7 replies on “Sacrificial Lambs”

  1. It would be a ‘sin’ to see these fabulous structures lost. For sure, if lost, we will look back at this as yet another horrible mistake. This region will have no recollection of its past when we lose all the great buildings that are testament to it. The best will have if this continues is a legacy of Wal-Mart buildings. How pathetic. Losing these structures rips at the very fabric of neighborhood character and unique individuality–that sets such places aside from the living death that is the scene of post WW2 suburbia.

  2. I hate to see any Hungarian building, especially a Hungarian church, destroyed. I love my heritage and very proud to be Hungarian.
    Laszlo Apathy III
    Englewood, FLorida

  3. It was indeed a terrible day when Lennon came to the Cleveland Diocese. He is a destroyer. All Clevelanders, whether Catholic or not, should stand up to this man and the devastation he wants to wreak in our city. These great buildings belong to us all. Why don’t the arts establishment and the arts community weigh in on this? Surely artists and art historians do not want to see this artistic catastrophe occur. And what about forgiving the taxes? If accumulated taxes threaten these buildings, why not just eliminate their tax burden? Please, Michael Gill, keep up your good work and continue to stay on this very important story.

  4. This is by far the most eloquent and touching and at the same time right-on article that I have read to date about Bishop Lennon’s and the Diocese’s decision to deface the city of Cleveland and destroy its historic past. The reminder about Millionaire’s Row should fuel efforts to reverse this decision as,whether one is Catholic or not, these churches are part of Cleveland’s collective heritage and history. I only hope enough people outside the effected churches’ parishioners will read your words and be moved to action on behalf of the city of Cleveland. But only when the full extent of a problem is revealed can a realistic solution be found. Bishop Lennon and the Diocese have chosen not to lay all of their cards on the table and, therefore, whatever help or solution from creative minds or deep pockets would be available and willing to come to their aid isn’t going to happen this way. Yet it seems so simple – all the parties affected should sit down across from each other and discuss the realities and the possibilities – including Bishop Lennon and the Diocese, the city of Cleveland’s administration, the county property tax authorities, the individual churches’ representatives, the restoration societies, etc.

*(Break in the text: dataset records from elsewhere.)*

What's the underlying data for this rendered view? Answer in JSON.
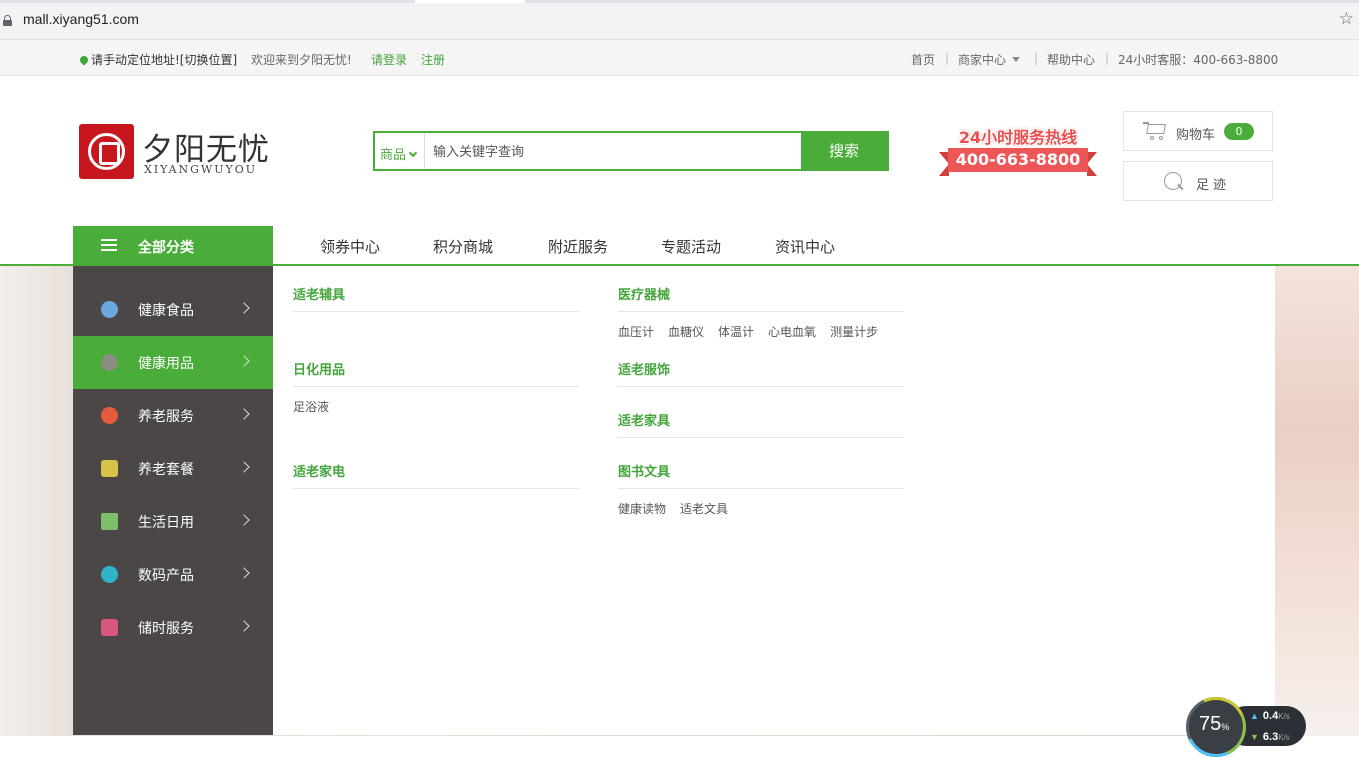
{
  "browser": {
    "url": "mall.xiyang51.com"
  },
  "topbar": {
    "location": "请手动定位地址![切换位置]",
    "welcome": "欢迎来到夕阳无忧!",
    "login": "请登录",
    "register": "注册",
    "home": "首页",
    "merchant": "商家中心",
    "help": "帮助中心",
    "service": "24小时客服：400-663-8800"
  },
  "header": {
    "logo_name": "夕阳无忧",
    "logo_en": "XIYANGWUYOU",
    "search": {
      "category": "商品",
      "placeholder": "输入关键字查询",
      "button": "搜索"
    },
    "hotline_title": "24小时服务热线",
    "hotline_number": "400-663-8800",
    "cart_label": "购物车",
    "cart_count": "0",
    "footprint_label": "足迹"
  },
  "nav": {
    "all_categories": "全部分类",
    "links": [
      "领券中心",
      "积分商城",
      "附近服务",
      "专题活动",
      "资讯中心"
    ]
  },
  "sidebar": {
    "items": [
      {
        "label": "健康食品",
        "icon": "health-food-icon",
        "color": "#6ba7e0"
      },
      {
        "label": "健康用品",
        "icon": "health-goods-icon",
        "color": "#8a8d80"
      },
      {
        "label": "养老服务",
        "icon": "elderly-service-icon",
        "color": "#e55a3c"
      },
      {
        "label": "养老套餐",
        "icon": "package-icon",
        "color": "#d9c24a"
      },
      {
        "label": "生活日用",
        "icon": "daily-use-icon",
        "color": "#7fbf6a"
      },
      {
        "label": "数码产品",
        "icon": "digital-icon",
        "color": "#2fb3c9"
      },
      {
        "label": "储时服务",
        "icon": "calendar-icon",
        "color": "#d9577c"
      }
    ]
  },
  "panel": {
    "groups": [
      {
        "title": "适老辅具",
        "items": []
      },
      {
        "title": "日化用品",
        "items": [
          "足浴液"
        ]
      },
      {
        "title": "适老家电",
        "items": []
      },
      {
        "title": "医疗器械",
        "items": [
          "血压计",
          "血糖仪",
          "体温计",
          "心电血氧",
          "测量计步"
        ]
      },
      {
        "title": "适老服饰",
        "items": []
      },
      {
        "title": "适老家具",
        "items": []
      },
      {
        "title": "图书文具",
        "items": [
          "健康读物",
          "适老文具"
        ]
      }
    ]
  },
  "speed_widget": {
    "percent": "75",
    "percent_unit": "%",
    "upload": "0.4",
    "download": "6.3",
    "unit": "K/s"
  },
  "colors": {
    "brand_green": "#4aad3a",
    "sidebar_bg": "#4a4746",
    "logo_red": "#c8161e",
    "hotline_red": "#ec5656"
  }
}
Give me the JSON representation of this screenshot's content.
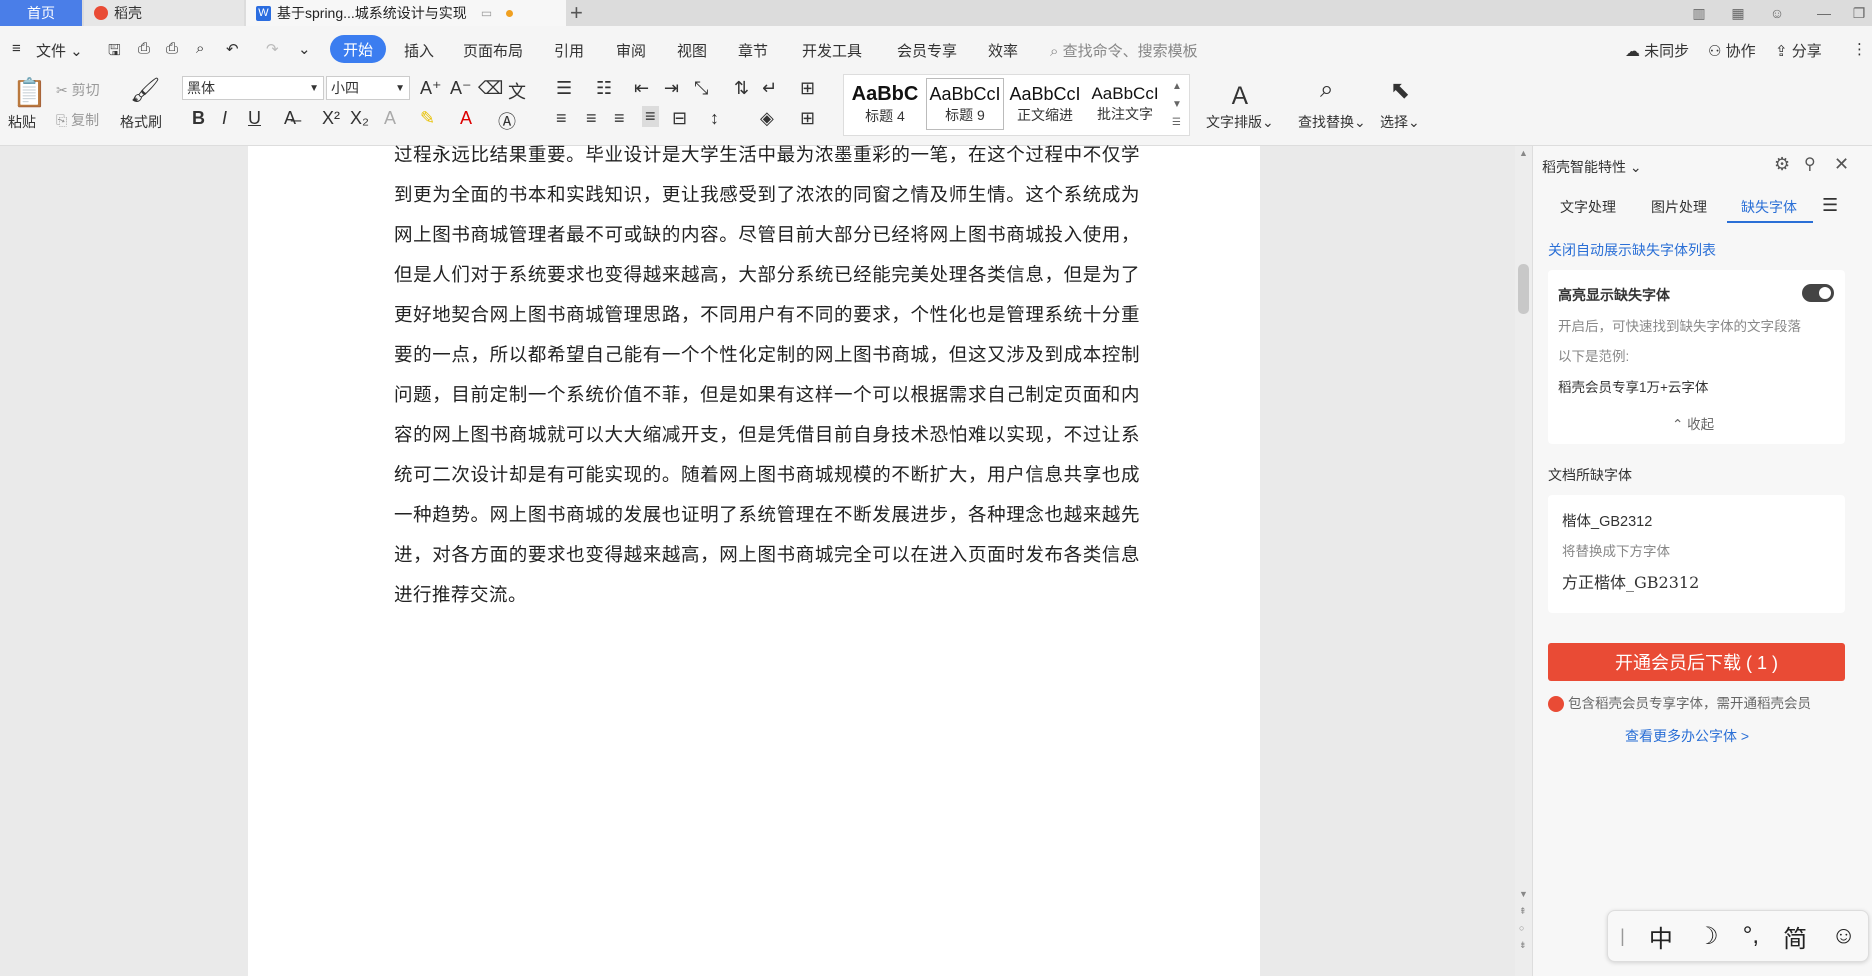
{
  "tabs": {
    "home": "首页",
    "daoke": "稻壳",
    "doc": "基于spring...城系统设计与实现",
    "new_tab": "+"
  },
  "menubar": {
    "file": "文件",
    "items": [
      "开始",
      "插入",
      "页面布局",
      "引用",
      "审阅",
      "视图",
      "章节",
      "开发工具",
      "会员专享",
      "效率"
    ],
    "search_placeholder": "查找命令、搜索模板",
    "unsynced": "未同步",
    "collab": "协作",
    "share": "分享"
  },
  "ribbon": {
    "paste": "粘贴",
    "cut": "剪切",
    "copy": "复制",
    "format_painter": "格式刷",
    "font_name": "黑体",
    "font_size": "小四",
    "styles": [
      {
        "sample": "AaBbC",
        "name": "标题 4"
      },
      {
        "sample": "AaBbCcI",
        "name": "标题 9"
      },
      {
        "sample": "AaBbCcI",
        "name": "正文缩进"
      },
      {
        "sample": "AaBbCcI",
        "name": "批注文字"
      }
    ],
    "text_layout": "文字排版",
    "find_replace": "查找替换",
    "select": "选择"
  },
  "document": {
    "paragraph": "过程永远比结果重要。毕业设计是大学生活中最为浓墨重彩的一笔，在这个过程中不仅学到更为全面的书本和实践知识，更让我感受到了浓浓的同窗之情及师生情。这个系统成为网上图书商城管理者最不可或缺的内容。尽管目前大部分已经将网上图书商城投入使用，但是人们对于系统要求也变得越来越高，大部分系统已经能完美处理各类信息，但是为了更好地契合网上图书商城管理思路，不同用户有不同的要求，个性化也是管理系统十分重要的一点，所以都希望自己能有一个个性化定制的网上图书商城，但这又涉及到成本控制问题，目前定制一个系统价值不菲，但是如果有这样一个可以根据需求自己制定页面和内容的网上图书商城就可以大大缩减开支，但是凭借目前自身技术恐怕难以实现，不过让系统可二次设计却是有可能实现的。随着网上图书商城规模的不断扩大，用户信息共享也成一种趋势。网上图书商城的发展也证明了系统管理在不断发展进步，各种理念也越来越先进，对各方面的要求也变得越来越高，网上图书商城完全可以在进入页面时发布各类信息进行推荐交流。"
  },
  "panel": {
    "title": "稻壳智能特性",
    "tabs": [
      "文字处理",
      "图片处理",
      "缺失字体"
    ],
    "active_tab": "缺失字体",
    "close_auto_link": "关闭自动展示缺失字体列表",
    "highlight_title": "高亮显示缺失字体",
    "highlight_desc": "开启后，可快速找到缺失字体的文字段落",
    "example_label": "以下是范例:",
    "example_text": "稻壳会员专享1万+云字体",
    "collapse": "收起",
    "doc_missing_title": "文档所缺字体",
    "missing_font": "楷体_GB2312",
    "replace_hint": "将替换成下方字体",
    "replacement_font": "方正楷体_GB2312",
    "download_button": "开通会员后下载 ( 1 )",
    "member_note": "包含稻壳会员专享字体，需开通稻壳会员",
    "more_fonts_link": "查看更多办公字体 >"
  },
  "ime": {
    "lang": "中",
    "moon": "☽",
    "punct": "°,",
    "simp": "简",
    "emoji": "☺"
  },
  "colors": {
    "accent": "#3b7df0",
    "download_red": "#e94b35",
    "link_blue": "#2a6fd6"
  }
}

The Catholic Church should not face such a daunting problem in a vacuum and with disregard of any and all individuals and groups affected. The closing and seemingly imminent leveling of many of these churches and the irreversible loss to the city have to be delayed until cooler heads and well thought-out solutions can resolve the problems.
    Again, beautifully written, excellent article! Thank you for expressing the facts so well filtered through your insight, wisdom and heart.

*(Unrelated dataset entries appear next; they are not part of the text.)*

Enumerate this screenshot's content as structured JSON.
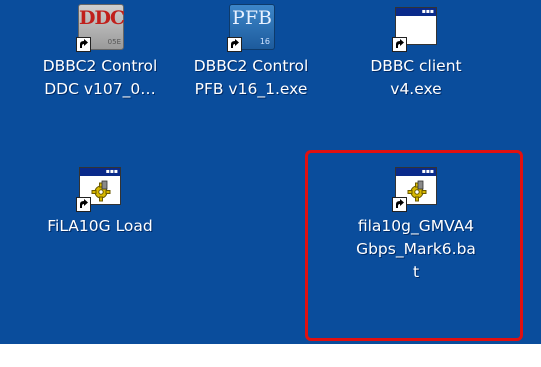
{
  "desktop": {
    "background": "#0a4d9c",
    "icons": [
      {
        "label": "DBBC2 Control\nDDC v107_0…",
        "icon": "ddc-app-icon",
        "tile_text": "DDC",
        "tile_subtext": "05E"
      },
      {
        "label": "DBBC2 Control\nPFB v16_1.exe",
        "icon": "pfb-app-icon",
        "tile_text": "PFB",
        "tile_subtext": "16"
      },
      {
        "label": "DBBC client\nv4.exe",
        "icon": "window-icon"
      },
      {
        "label": "FiLA10G Load",
        "icon": "batch-file-icon"
      },
      {
        "label": "fila10g_GMVA4\nGbps_Mark6.ba\nt",
        "icon": "batch-file-icon"
      }
    ],
    "highlight_color": "#e01010"
  }
}
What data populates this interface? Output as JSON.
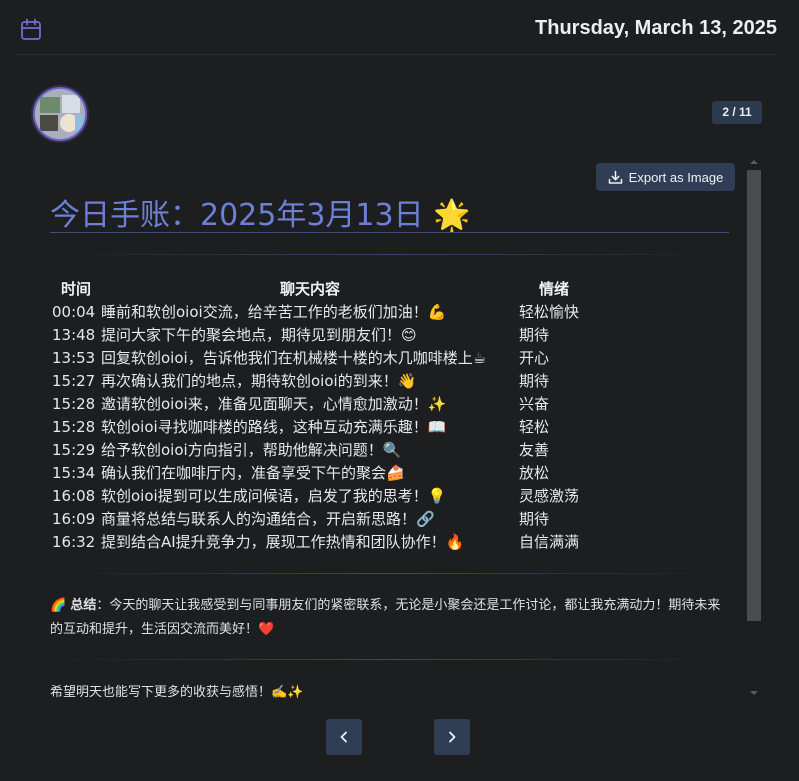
{
  "header": {
    "date": "Thursday, March 13, 2025",
    "icon": "calendar-icon"
  },
  "pager": {
    "indicator": "2 / 11"
  },
  "toolbar": {
    "export_label": "Export as Image",
    "export_icon": "download-icon"
  },
  "journal": {
    "title": "今日手账：2025年3月13日 🌟",
    "columns": [
      "时间",
      "聊天内容",
      "情绪"
    ],
    "rows": [
      {
        "time": "00:04",
        "message": "睡前和软创oioi交流，给辛苦工作的老板们加油！💪",
        "mood": "轻松愉快"
      },
      {
        "time": "13:48",
        "message": "提问大家下午的聚会地点，期待见到朋友们！😊",
        "mood": "期待"
      },
      {
        "time": "13:53",
        "message": "回复软创oioi，告诉他我们在机械楼十楼的木几咖啡楼上☕",
        "mood": "开心"
      },
      {
        "time": "15:27",
        "message": "再次确认我们的地点，期待软创oioi的到来！👋",
        "mood": "期待"
      },
      {
        "time": "15:28",
        "message": "邀请软创oioi来，准备见面聊天，心情愈加激动！✨",
        "mood": "兴奋"
      },
      {
        "time": "15:28",
        "message": "软创oioi寻找咖啡楼的路线，这种互动充满乐趣！📖",
        "mood": "轻松"
      },
      {
        "time": "15:29",
        "message": "给予软创oioi方向指引，帮助他解决问题！🔍",
        "mood": "友善"
      },
      {
        "time": "15:34",
        "message": "确认我们在咖啡厅内，准备享受下午的聚会🍰",
        "mood": "放松"
      },
      {
        "time": "16:08",
        "message": "软创oioi提到可以生成问候语，启发了我的思考！💡",
        "mood": "灵感激荡"
      },
      {
        "time": "16:09",
        "message": "商量将总结与联系人的沟通结合，开启新思路！🔗",
        "mood": "期待"
      },
      {
        "time": "16:32",
        "message": "提到结合AI提升竞争力，展现工作热情和团队协作！🔥",
        "mood": "自信满满"
      }
    ],
    "summary_emoji": "🌈",
    "summary_label": "总结",
    "summary_text": "：今天的聊天让我感受到与同事朋友们的紧密联系，无论是小聚会还是工作讨论，都让我充满动力！期待未来的互动和提升，生活因交流而美好！❤️",
    "closing": "希望明天也能写下更多的收获与感悟！✍️✨"
  },
  "nav": {
    "prev_icon": "chevron-left-icon",
    "next_icon": "chevron-right-icon"
  }
}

  5. Your article on the churches was excellent!
    Please keep up the good fight.

    All this started with bishop Pilla.
    Bishop Lennon – his name is extremely close to the 20th century bolsevik leader – Lenin.?
    As we all know he was against Jesus Christ and his church.

    Now, this is the 21-century almost the samething is repeating itself – however this time it is happaning by “God’s own people.” ( wolfes dressed in ships skin.)

    Once you destroy and close churches, you destroy the future of mankind.

    – WE pray for bishop Lennon and his helpers – sooner or later they will have to answer to God – and heaven have mercy on their soul.

    All the catholics of Cleveland, and all over the world – must unite against these people. These people do not follow God’s will – they follow mens law.

    GREED, PRIDE, MONEY, – is the focus of the catholic bishops of the United States. They have lost their Lord Jesus Christ.
    At one point they teach how to follow Christ, however – THIS HAS NO MEANING FOR THEM!.

    Barbara Vamos
    Member of St Emeric Church.

  6. Save our Catholic Churches! What a loss to our city if these churches are vacant or destroyed by the wrecking ball! Clevelanders wake up and rise up. Don’t let this happen. These parishes are closing without good reason.